Cryostat for cooling materials to near absolute zero at which quantum phenomena can be observed.

The roadmap identifies barriers on the path to full-scale manufacturing of quantum systems for computing, sensing, and networking. 

SRI announced today the release of its Quantum Technology Manufacturing Roadmap (QTMR), a first-of-its-kind effort designed to support the development and manufacture of technology critical to scaling-up of the quantum industry, including quantum computing, quantum sensing, and quantum telecommunications.

“SRI has long been at the forefront of developing some of the most significant technologies that benefit people’s everyday lives — and helping the world understand the implications of these technologies for society and the global economy,” said David Parekh, Chief Executive Officer of SRI. “I am pleased that SRI, along with our collaborators from industry, government, and academia, are taking a leading role in shaping and shedding light on this emerging field that holds extraordinary promise for our future.”

The document identifies the technology and capability needs critical to supporting the development and manufacture of quantum systems over the next five years. The roadmap considers a wide range of enabling technologies and capabilities, setting specific targets for technical performance. It also addresses non-technology enablers that roadmap participants identified as essential for ongoing progress in technology development. For example, topics like data sharing and the need for greater availability of specific technologies are included.

The roadmap notes that developments in quantum have the potential to affect multiple industries and shift national security capabilities. Private and public entities are investing significant resources into the development and commercialization of QIST technologies, and rapid progress is being made in fields of quantum computing, sensing, and communications. Realizing the full potential of QIST R&D will require development of novel materials, devices, structures, and systems that can be manufactured at scale.

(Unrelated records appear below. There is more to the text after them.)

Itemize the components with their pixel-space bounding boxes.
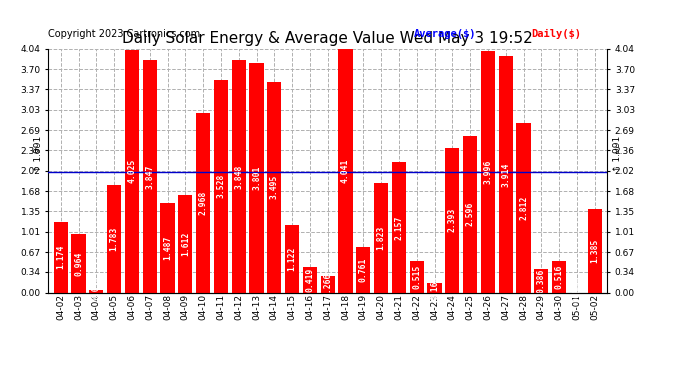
Bar: [125, 50, 139, 292]
Bar: [267, 82, 282, 292]
Text: 1.487: 1.487: [163, 236, 172, 260]
Bar: [481, 51, 495, 292]
Text: 4.025: 4.025: [128, 159, 137, 183]
Text: Average($): Average($): [414, 29, 477, 39]
Text: ↑ 1.991: ↑ 1.991: [613, 136, 622, 172]
Text: 1.174: 1.174: [57, 245, 66, 269]
Text: 3.996: 3.996: [484, 160, 493, 184]
Bar: [374, 183, 388, 292]
Text: 1.385: 1.385: [590, 238, 599, 263]
Text: 2.968: 2.968: [199, 191, 208, 215]
Text: 3.801: 3.801: [252, 166, 261, 190]
Bar: [463, 136, 477, 292]
Bar: [143, 60, 157, 292]
Bar: [285, 225, 299, 292]
Text: 0.964: 0.964: [74, 251, 83, 276]
Bar: [178, 195, 193, 292]
Bar: [321, 276, 335, 292]
Text: 1.612: 1.612: [181, 232, 190, 256]
Text: 2.812: 2.812: [519, 195, 528, 220]
Text: 2.157: 2.157: [395, 215, 404, 240]
Text: Daily($): Daily($): [531, 29, 581, 39]
Bar: [161, 203, 175, 292]
Bar: [534, 269, 549, 292]
Bar: [303, 267, 317, 292]
Text: 3.495: 3.495: [270, 175, 279, 199]
Bar: [427, 283, 442, 292]
Text: 0.419: 0.419: [306, 268, 315, 292]
Bar: [89, 290, 104, 292]
Bar: [552, 261, 566, 292]
Text: 2.393: 2.393: [448, 208, 457, 232]
Bar: [72, 234, 86, 292]
Bar: [356, 247, 371, 292]
Text: 0.160: 0.160: [430, 276, 439, 300]
Bar: [516, 123, 531, 292]
Bar: [445, 148, 460, 292]
Bar: [588, 209, 602, 292]
Bar: [54, 222, 68, 292]
Bar: [499, 56, 513, 292]
Text: 0.386: 0.386: [537, 268, 546, 293]
Bar: [107, 185, 121, 292]
Text: 3.848: 3.848: [234, 164, 244, 189]
Text: Copyright 2023 Cartronics.com: Copyright 2023 Cartronics.com: [48, 29, 200, 39]
Text: 0.761: 0.761: [359, 257, 368, 282]
Text: 3.528: 3.528: [217, 174, 226, 198]
Text: 3.914: 3.914: [501, 162, 510, 187]
Bar: [338, 49, 353, 292]
Text: 0.000: 0.000: [573, 277, 582, 302]
Bar: [392, 162, 406, 292]
Text: 0.516: 0.516: [555, 265, 564, 289]
Text: 1.823: 1.823: [377, 225, 386, 250]
Text: ↑ 1.991: ↑ 1.991: [34, 136, 43, 172]
Text: 0.266: 0.266: [323, 272, 333, 297]
Text: 2.596: 2.596: [466, 202, 475, 226]
Text: 1.122: 1.122: [288, 246, 297, 271]
Title: Daily Solar Energy & Average Value Wed May 3 19:52: Daily Solar Energy & Average Value Wed M…: [122, 31, 533, 46]
Text: 4.041: 4.041: [341, 158, 350, 183]
Bar: [196, 113, 210, 292]
Bar: [232, 60, 246, 292]
Text: 0.042: 0.042: [92, 276, 101, 300]
Bar: [249, 63, 264, 292]
Text: 0.515: 0.515: [412, 265, 422, 289]
Text: 3.847: 3.847: [146, 164, 155, 189]
Text: 1.783: 1.783: [110, 226, 119, 251]
Bar: [214, 80, 228, 292]
Bar: [410, 261, 424, 292]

The roadmap was prepared for the National Institute of Standards and Technology Office of Advanced Manufacturing and was led by SRI’s Center for Innovation Strategy and Policy. SRI collaborated with a broad team of industry, national laboratory, and academic collaborators, including members of the Quantum Economic Development Consortium (QED-C), managed by SRI, which aims to enable and grow the quantum industry. QED-C will engage its members from 250 organizations from ~20 countries to develop future editions of the Quantum Technology Manufacturing Roadmap.

“Given the nascency of the quantum industry, suppliers are reluctant to invest in new technology until quantum system developers commit to purchases, and customers are reluctant to commit until they understand what can be reliably supplied,” said Celia Merzbacher, QED-C executive director. “It’s a dilemma for any new industry. Given the complexity of the technologies and systems, the community saw a need to come together to create a roadmap that would accelerate the development of materials and components as well as fabrication and metrology tools and processes. This roadmap brings to light many of today’s challenges and pathways forward.”

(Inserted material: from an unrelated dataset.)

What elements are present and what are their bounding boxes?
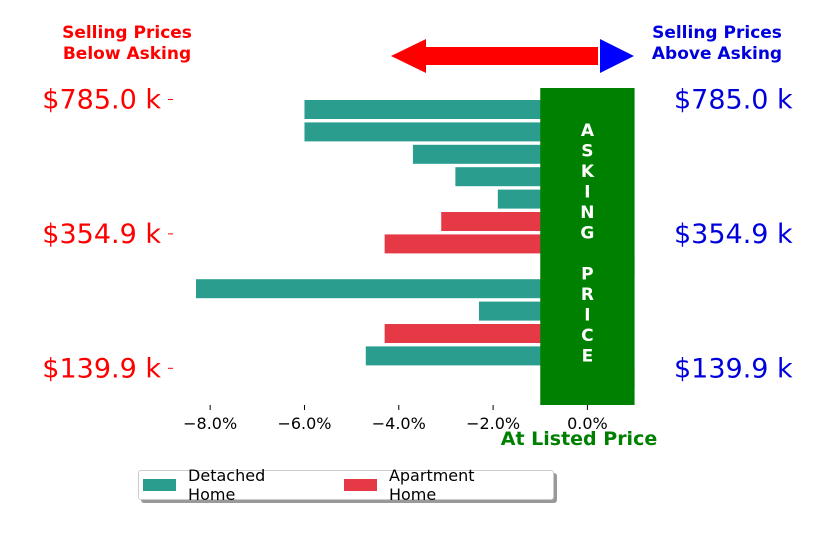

“This is an important milestone, and SRI’s work in support of quantum technologies is just beginning,” said Roland Stephen, Executive Director at SRI’s Center for Innovation Strategy and Policy. “SRI is deeply engaged in the quantum ecosystem and the roadmap will allow us to collaborate effectively with strategic partners from around the world to take quantum technologies to scale and secure the quantum manufacturing supply chain.”